Figure 3.Distribution of DNA repair proteins: the proteins in At-Dbome were further analysed for their involvement in DNA repair processes. This is the subset of proteins having DNA repair function and their distribution in different families. The most populated family was observed to be RuvB_N.
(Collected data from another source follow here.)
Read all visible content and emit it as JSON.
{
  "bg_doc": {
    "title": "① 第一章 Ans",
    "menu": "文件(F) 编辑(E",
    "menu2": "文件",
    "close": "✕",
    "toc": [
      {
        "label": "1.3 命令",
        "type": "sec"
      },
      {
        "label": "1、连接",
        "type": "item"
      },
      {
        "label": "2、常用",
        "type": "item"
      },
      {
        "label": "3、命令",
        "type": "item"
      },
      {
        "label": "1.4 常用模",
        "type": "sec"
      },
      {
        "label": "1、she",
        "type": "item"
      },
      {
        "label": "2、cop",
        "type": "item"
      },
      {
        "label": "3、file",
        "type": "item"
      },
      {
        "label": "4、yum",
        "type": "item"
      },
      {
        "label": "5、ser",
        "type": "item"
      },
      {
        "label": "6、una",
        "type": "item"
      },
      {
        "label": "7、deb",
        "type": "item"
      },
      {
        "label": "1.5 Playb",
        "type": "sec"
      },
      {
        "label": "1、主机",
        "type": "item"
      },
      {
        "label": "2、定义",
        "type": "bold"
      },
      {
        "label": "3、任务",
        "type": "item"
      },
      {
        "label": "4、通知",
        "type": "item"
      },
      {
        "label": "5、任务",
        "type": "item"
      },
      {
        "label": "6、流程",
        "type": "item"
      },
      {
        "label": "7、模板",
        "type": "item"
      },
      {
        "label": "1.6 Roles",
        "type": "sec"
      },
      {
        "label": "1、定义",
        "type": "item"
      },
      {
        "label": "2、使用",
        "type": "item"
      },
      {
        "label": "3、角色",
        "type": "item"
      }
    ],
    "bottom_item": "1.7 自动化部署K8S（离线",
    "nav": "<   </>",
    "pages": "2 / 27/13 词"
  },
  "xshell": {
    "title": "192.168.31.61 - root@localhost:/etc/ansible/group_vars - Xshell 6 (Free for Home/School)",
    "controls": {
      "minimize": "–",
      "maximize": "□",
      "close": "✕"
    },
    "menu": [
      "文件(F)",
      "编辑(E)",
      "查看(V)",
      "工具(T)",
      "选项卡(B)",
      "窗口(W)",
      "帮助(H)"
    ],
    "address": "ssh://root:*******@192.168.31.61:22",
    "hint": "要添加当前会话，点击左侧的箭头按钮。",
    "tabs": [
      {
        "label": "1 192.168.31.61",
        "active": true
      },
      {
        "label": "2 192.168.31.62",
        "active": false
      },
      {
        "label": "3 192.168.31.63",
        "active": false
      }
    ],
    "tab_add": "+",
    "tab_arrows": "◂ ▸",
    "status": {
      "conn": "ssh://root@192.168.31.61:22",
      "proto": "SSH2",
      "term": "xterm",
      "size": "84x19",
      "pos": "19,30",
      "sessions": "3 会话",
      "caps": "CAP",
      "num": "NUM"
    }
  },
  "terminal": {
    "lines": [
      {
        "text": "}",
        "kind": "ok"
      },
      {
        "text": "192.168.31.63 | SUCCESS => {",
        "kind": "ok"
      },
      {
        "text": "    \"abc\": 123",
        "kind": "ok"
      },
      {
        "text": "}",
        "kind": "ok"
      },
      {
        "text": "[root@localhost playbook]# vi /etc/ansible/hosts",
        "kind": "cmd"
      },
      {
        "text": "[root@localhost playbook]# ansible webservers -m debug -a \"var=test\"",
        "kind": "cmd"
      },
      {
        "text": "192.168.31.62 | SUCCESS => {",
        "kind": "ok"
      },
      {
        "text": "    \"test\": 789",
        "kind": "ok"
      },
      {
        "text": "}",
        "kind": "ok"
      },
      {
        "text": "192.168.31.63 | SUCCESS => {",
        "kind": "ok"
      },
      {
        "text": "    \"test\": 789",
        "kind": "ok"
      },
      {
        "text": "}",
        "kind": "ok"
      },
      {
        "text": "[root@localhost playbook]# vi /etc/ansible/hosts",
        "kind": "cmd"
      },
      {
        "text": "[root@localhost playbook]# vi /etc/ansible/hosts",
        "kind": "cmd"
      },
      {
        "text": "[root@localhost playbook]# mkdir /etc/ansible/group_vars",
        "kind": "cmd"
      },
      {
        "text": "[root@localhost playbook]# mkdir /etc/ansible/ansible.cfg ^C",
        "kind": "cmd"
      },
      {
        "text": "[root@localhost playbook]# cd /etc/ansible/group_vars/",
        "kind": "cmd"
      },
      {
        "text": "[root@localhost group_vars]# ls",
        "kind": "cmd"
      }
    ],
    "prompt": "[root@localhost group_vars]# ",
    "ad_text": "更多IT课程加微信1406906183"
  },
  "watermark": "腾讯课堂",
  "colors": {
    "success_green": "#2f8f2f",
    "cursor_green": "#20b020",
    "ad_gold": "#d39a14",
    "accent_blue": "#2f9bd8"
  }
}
Figure 4.Genome-wide survey in four genomes: using the similar search protocol and using sequence-based families; genome-wide survey was performed in three other genomes, namely, C. elegans, D. melanogaster and S. cerevisiae. The number of proteins identified as DBPs in A. thaliana, S. cerevisiae, C. elegans and D. melanogaster were 4471, 720, 2028 and 2620, respectively.
Figure 5.Log odds score for GO molecular functions: the proteins in At-Dbome were mapped to their PFam families. The GO mapping for these families was performed, and we studied the over and underrepresented functions in Arabidopsis genome. The functions that were observed to be overrepresented in plant genome were involved in DNA repair mechanisms.